Alternative Representation

\[X \sim \mathcal{N}(\mu, \Sigma)\]

where $\mu$ is the mean function and $\Sigma$ is the covariance. Let's decompose $\Sigma$ as with an eigendecomposition like so

\[\Sigma = U\Lambda U^\top = U \Lambda^{1/2}(U\Lambda^{-1/2})^\top\]

Now we can represent our Normal distribution as:

\[X \sim \mu + U\Lambda^{1/2}Z\]

where:

$U$ is a rotation matrix
$\Lambda^{-1/2}$ is a scale matrix
$\mu$ is a translation matrix
$Z \sim \mathcal{N}(0,I)$

or also

\[X \sim \mu + UZ\]

where:

$U$ is a rotation matrix
$\Lambda$ is a scale matrix
$\mu$ is a translation matrix
$Z_n \sim \mathcal{N}(0,\Lambda)$

Reparameterization

So often in deep learning we will learn this distribution by a reparameterization like so:

\[X = \mu + AZ \]

where:

$\mu \in \mathbb{R}^{d}$
$A \in \mathbb{R}^{d\times l}$
$Z_n \sim \mathcal{N}(0, I)$
$\Sigma=AA^\top$ - the cholesky decomposition

Entropy

1 dimensional

\[H(X) = \frac{1}{2} \log(2\pi e \sigma^2)\]
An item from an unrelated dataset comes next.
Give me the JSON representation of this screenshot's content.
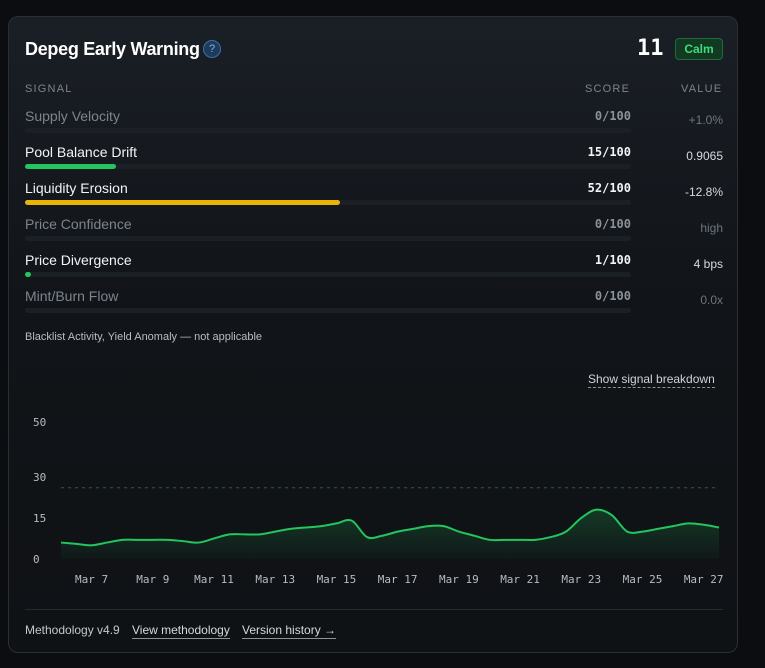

D dimensional $$H(X) = \frac{D}{2} + \frac{D}{2} \ln(2\pi) + \frac{1}{2}\ln|\Sigma|$$

KL-Divergence (Relative Entropy)

\[ D_\text{KL}(\mathcal{N}_0||\mathcal{N}_1) = \frac{1}{2} \left[ \text{tr}(\Sigma_1^{-1}\Sigma_0) + (\mu_1 - \mu_0)^\top \Sigma_1^{-1} (\mu_1 - \mu_0) - D + \ln \frac{|\Sigma_1|}{|\Sigma_0|} \right] \]

if $\mu_1=\mu_0$ then:

\[ D_\text{KL}(\Sigma_0||\Sigma_1) = \frac{1}{2} \left[ \text{tr}(\Sigma_1^{-1} \Sigma_0) - D + \ln \frac{|\Sigma_1|}{|\Sigma_0|} \right] \]

Mutual Information

\[I(X)= - \frac{1}{2} \ln | \rho_0 |\]

where $\rho_0$ is the correlation matrix derived from $\Sigma_0$.